With depreciation pressure and a potential bid into the IMF present, China has restricted trade at offshore clearing banks. China’s latest move is the most recent in a series of steps intended to stabilize the currency after a shock devaluation last August. The manipulation of currency and the bid to join the IMF seem to be add odds with each other.

Some critics will surely interpret this move as a signal of the impending collapse of the Chinese economy. As evidence, they will point to the recently lowered Chinese interest rates and the expected rise in rates in America as signs of the continued devaluation of Chinese currency. As our talk with Leland Miller showed, however, Chinese decisions never have a clear motive.
Many point to the recent slowdown in growth as the beginning of the end of the Chinese economy. Whether the recent currency devaluation is simply confirmation bias or something that actually needs to be worried about is unknown. Mr. Miller, however, believes that mainstream China reporting is thoroughly divorced from what the data on the ground show, and that, for the near future, the Chinese economy will continue to be more of the same. Therefore, one should not ignore the recent devaluation, but should also recognize the possible presence of sensationalist journalism.
I read in the WSJ yesterday that China’s devaluation of its currency is actually a reflection of an attempt to end a longterm over-valuation of the yuan. This is based off of export-import analysis and the observation that China wants to avoid the decade long deflation slump that Japan experienced as it exited its industry-heavy days. Is it really the beginning of the end or simply the beginning of a fundamental shift in China’s output focus?

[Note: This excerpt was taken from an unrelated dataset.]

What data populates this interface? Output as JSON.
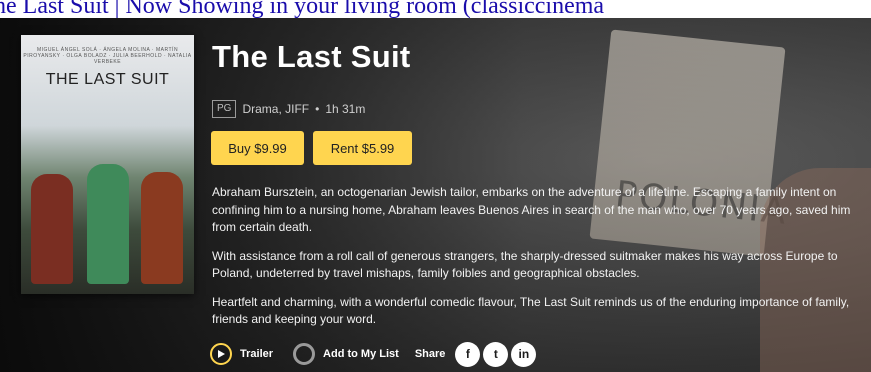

I think you’re confusion the (global) appreciation of the US$ with the (very modest) depreciation of the RMB versus the US$. From any other perspective, the yuan has APPRECIATED. See the latest graphs at my main Autos and Economics blog.
A separate issue is that China would like a bigger voice in international institutions such as the IMF, which would come from greater capital participation = voting rights. The IMF’s capital is borrowed from member nations, but they are undercapitalized because the US Congress won’t allow us to increase our loan to them [our capital participation], and won’t allow the IMF to rewrite its by-laws to allow it to reduce the share of votes controlled by the US. There are parallel issues at other international organizations. One response is that China will take the lead in launching new ones, such as the AIIB.
At an even more generic level, what should policy be towards a new economic power? Freeze them out of the tent, or bring them inside? They will have clout either way, so isn’t it better that they are given a stake in the game? And to what extent is China changing their international policies? They were long a “small” country (to use the distinction used in international trade policies) where for example they could assume their behavior would have no impact on commodity prices, or international capital markets, or global fish stocks, or pollution in Korea and China. Are they now acting like a large country, or are they still small in their own minds?
With mass industrialization and urbanization, China rapidly expanded on the global economic scene. It is worrying that China operates under such restrictive government policy, and that growth metrics and other economic indicators are often false. Hopefully their currency will remain stable after their inclusion to the IMF, as we all saw last summer how volatile their markets really are and the global scare a drop in China’s prices created.